As you can see from the chart below, Apple and Amazon trade at 2021 PE multiples of 33.31 and 55.43. That’s a particular problem for Apple since it’s no longer a growth firm.

This table leaves off Netflix which also has a high PE ratio. Obviously, analyst estimates play a major role in investing based on forward multiples. Keep in mind, when investors get excited about a stock, analysts do too, which can create a toxic combination if the optimism isn’t warranted. It’s extremely easy for analysts to come up with models that fit with the current price instead of being objective.

It’s worth noting that the other 495 firms in the index have a PE multiple of 18.56. Since this includes many cyclical stocks, these estimates could be too low if the recovery beats estimates (meaning they could be cheap). Normally, cyclical stocks outperform at the start of a recovery. However, these cyclicals don’t do well in a pandemic. The market decided to price stocks as if this new world of COVID-19 will last forever. That sounds ridiculous because the virus won’t last forever. However, the thinking is that previous trends were accelerated. We will see if these trends reverse when the economy returns to normalcy in 2021 (assuming another wave doesn’t come).

Hedge Fund Darlings Do Well

Hedge fund hotels or hedge fund VIPs have done well in 2020. As you can see from the chart below, the 2 year forward PE multiple of the hedge fund VIP basket is at 28 as it has gone vertical. It’s further above the S&P 500’s PE multiple than ever before (since 2002). 31.5% of these stocks are in the tech sector.

The top 5 stocks in order are the following: Tesla, Sea, Carvana, Apple, and NVIDIA. It’s problematic that 3 of those 5 aren’t profitable (Apple & NVIDIA are profitable). When managers all crowd into stocks, there are sometimes crashes like Valeant (although Valeant’s fundamentals played a major role in that decline).
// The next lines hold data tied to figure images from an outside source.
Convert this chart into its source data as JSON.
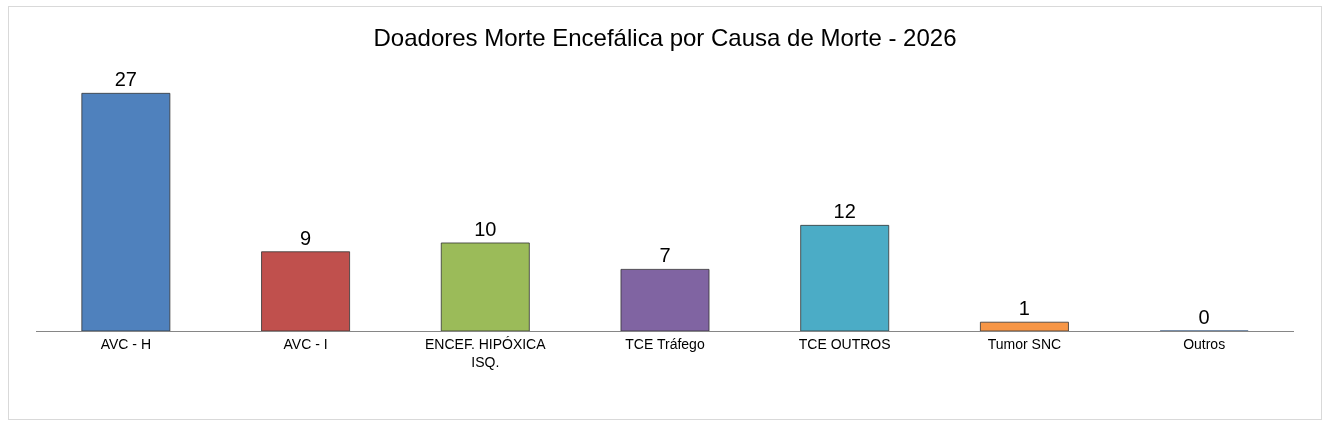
{
  "chart_data": {
    "type": "bar",
    "title": "Doadores Morte Encefálica por Causa de Morte - 2026",
    "categories": [
      "AVC - H",
      "AVC - I",
      "ENCEF. HIPÓXICA ISQ.",
      "TCE Tráfego",
      "TCE OUTROS",
      "Tumor SNC",
      "Outros"
    ],
    "values": [
      27,
      9,
      10,
      7,
      12,
      1,
      0
    ],
    "colors": [
      "#4f81bd",
      "#c0504d",
      "#9bbb59",
      "#8064a2",
      "#4bacc6",
      "#f79646",
      "#2c4d75"
    ],
    "data_labels": true,
    "legend": false
  }
}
The additional $300 in weekly unemployment benefits coming in September should help consumer spending. COVID-19 deaths have been falling. National results should follow Arizona’s lead since it was the first hotspot in the 2nd wave. The big 5 internet stocks are expensive, but the rest of the market doesn’t have a high multiple when you consider the potential for a cyclical recovery through 2021. Hedge fund hotels have done really well. There might be too much crowding in them.